Autre voie possible : l'évaluation par réajustement d'une valeur antérieure, qui conduit à déterminer la valeur actuelle en partant du prix (ou de la valeur) constaté dans une transmission antérieure du même bien et en appliquant un coefficient de réajustement représentant l'évolution du marché dans l'intervalle. En ce qui concerne les immeubles déjà déclarés l'année précédente, on peut procéder, en pratique, à des ajustements liés à l'évolution du marché et, le cas échéant, à des travaux qui ont pu valoriser le bien.

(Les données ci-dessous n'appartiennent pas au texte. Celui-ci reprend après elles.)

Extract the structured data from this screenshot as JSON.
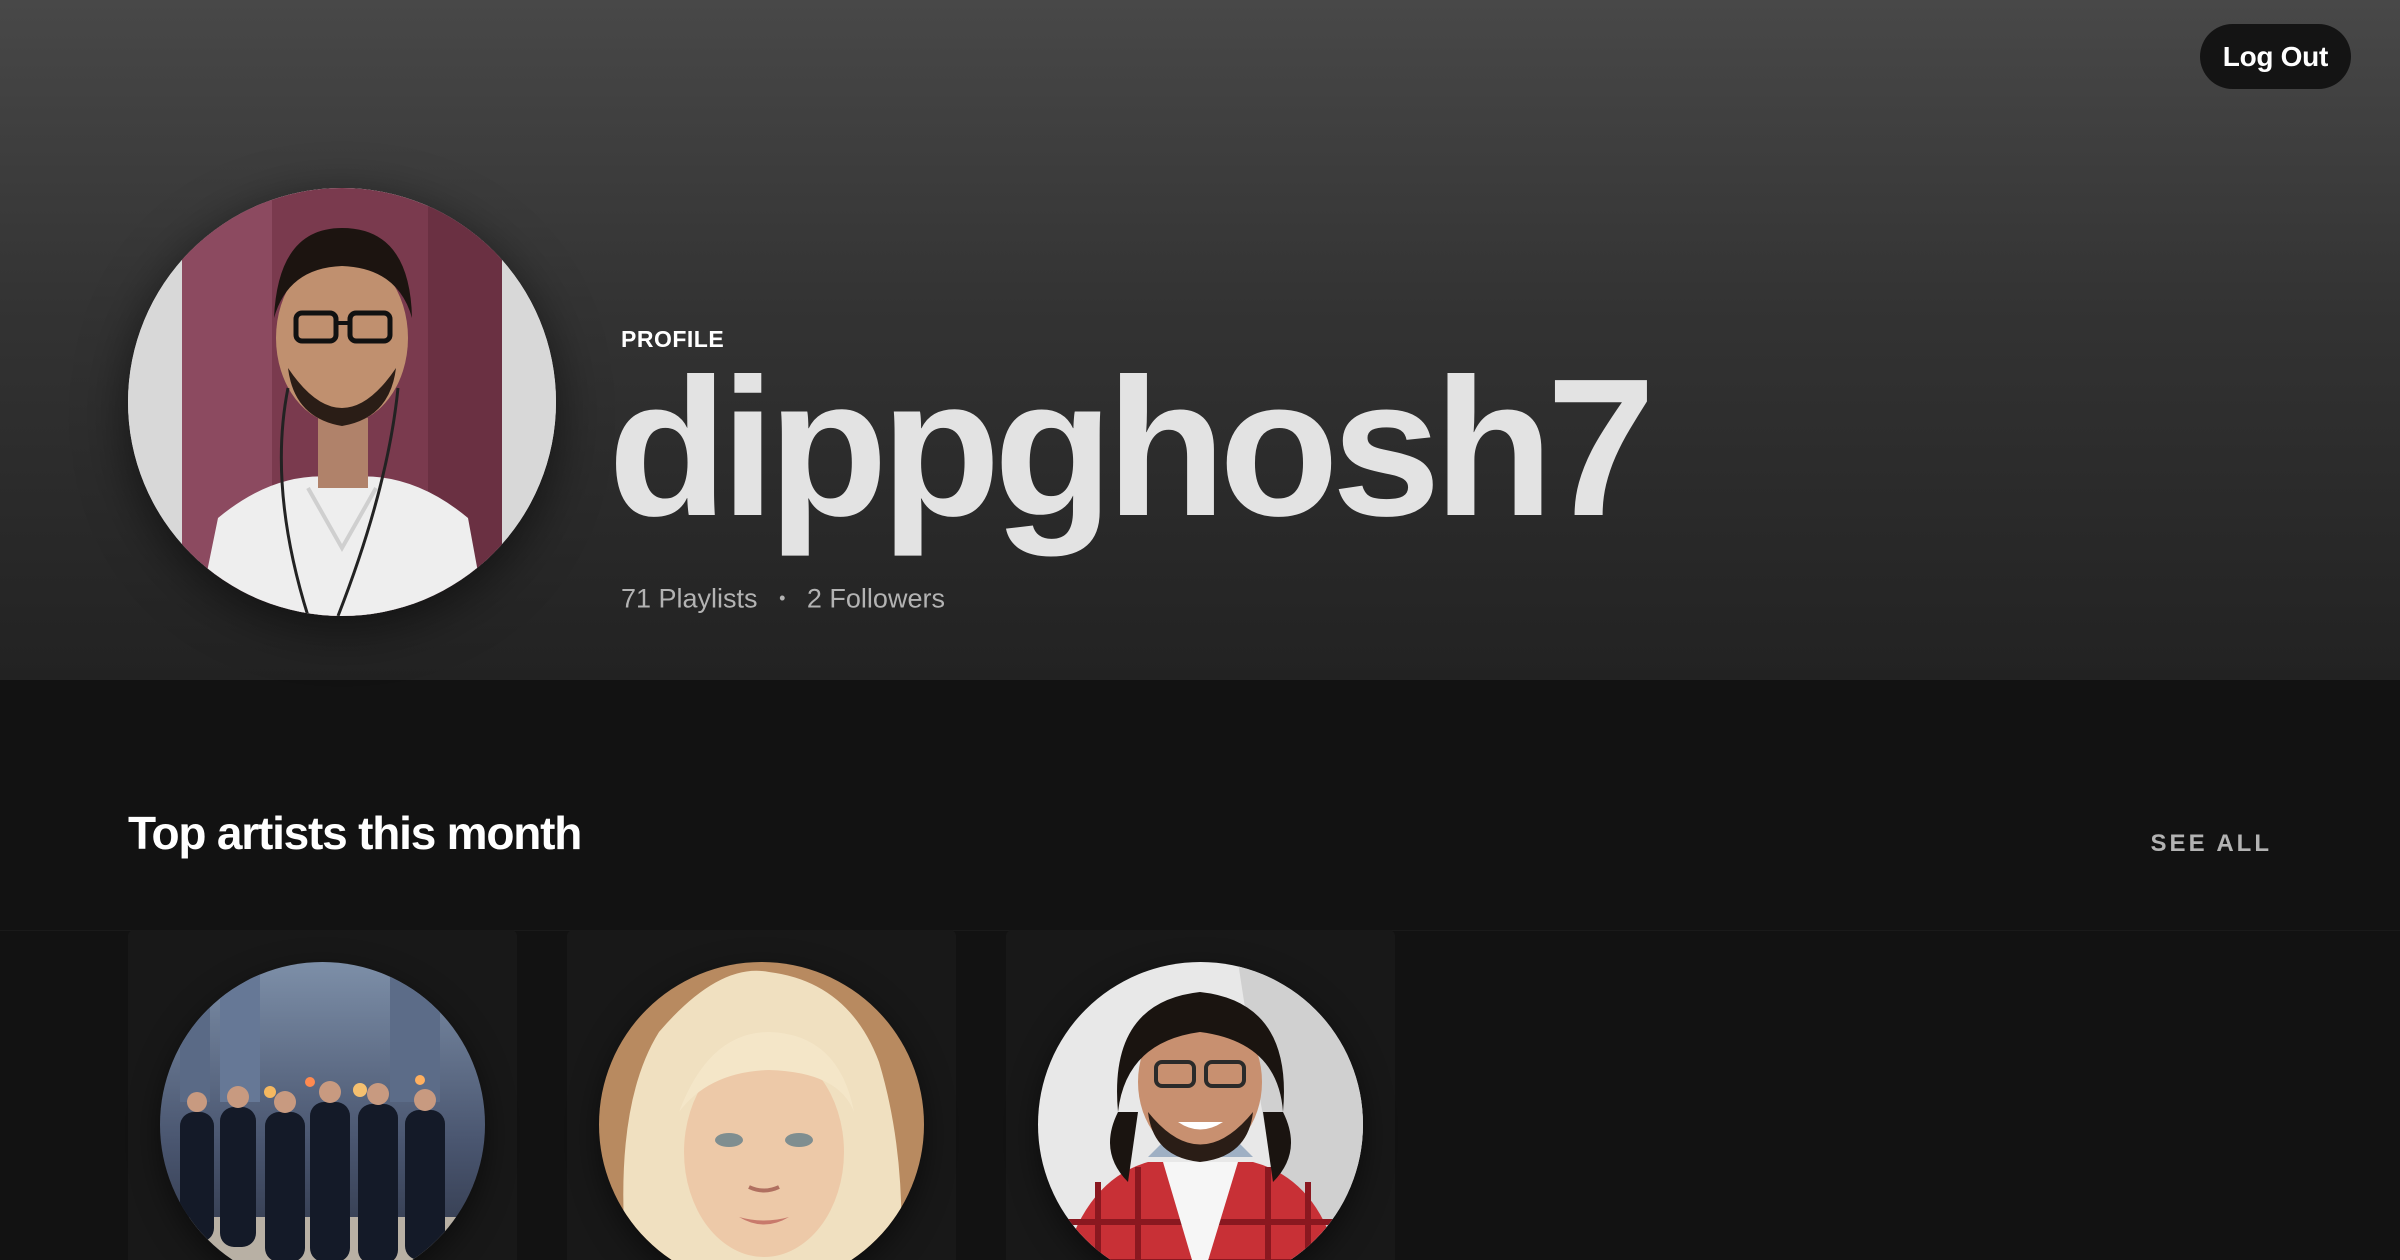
{
  "header": {
    "logout_label": "Log Out",
    "profile_label": "PROFILE",
    "username": "dippghosh7",
    "playlists_text": "71 Playlists",
    "followers_text": "2 Followers",
    "separator": "•"
  },
  "top_artists": {
    "title": "Top artists this month",
    "see_all_label": "SEE ALL",
    "artists": [
      {
        "image": "band-photo-city-night"
      },
      {
        "image": "platinum-blonde-portrait"
      },
      {
        "image": "bearded-man-red-plaid-shirt"
      }
    ]
  },
  "colors": {
    "background": "#121212",
    "header_top": "#484848",
    "card": "#181818",
    "text_primary": "#ffffff",
    "text_secondary": "#b3b3b3"
  }
}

Quid des titres de sociétés ?
Pour les titres de sociétés non cotées en bourse, la méthode d'estimation par comparaison est rarement utilisable. Ils sont généralement évalués par combinaison de différentes méthodes permettant d'apprécier la valeur de l'entreprise (valeur mathématique, valeur de rendement, valeur de productivité, etc.).
Les actions et parts de sociétés ne sont imposables à l'IFI que pour la seule fraction de leur valeur représentative de biens ou de droits immobiliers imposables détenus directement ou indirectement par la société. Le contribuable doit donc commencer par déterminer la valeur vénale de ses titres puis lui appliquer le coefficient de taxation correspondant au ratio immobilier de la société. Ce ratio doit être corrigé, le cas échéant, s'il existe au passif de la société des dettes souscrites pour l'acquisition du ou des biens et droits immobiliers ou des titres. Attention ! les dettes souscrites auprès d'un membre du foyer fiscal ou du groupe familial peuvent ne pas être retenues sauf de justifier que le prêt n'a pas été contracté dans un objectif principalement fiscal ou de justifier du caractère normal des conditions du prêt (notamment du respect du terme des échéances, du montant et du caractère effectif des remboursements).
Les titres de sociétés cotées lorsqu'ils sont imposables - ce qui est rare en pratique compte tenu de l'exemption des participations minoritaires (les parts ou actions de sociétés représentant moins de 10 % du capital et des droits de vote ne sont en effet pas imposables) – sont évalués, au choix du contribuable, selon le dernier cours connu ou selon la moyenne des trente derniers cours qui précèdent le 1er janvier de chaque année.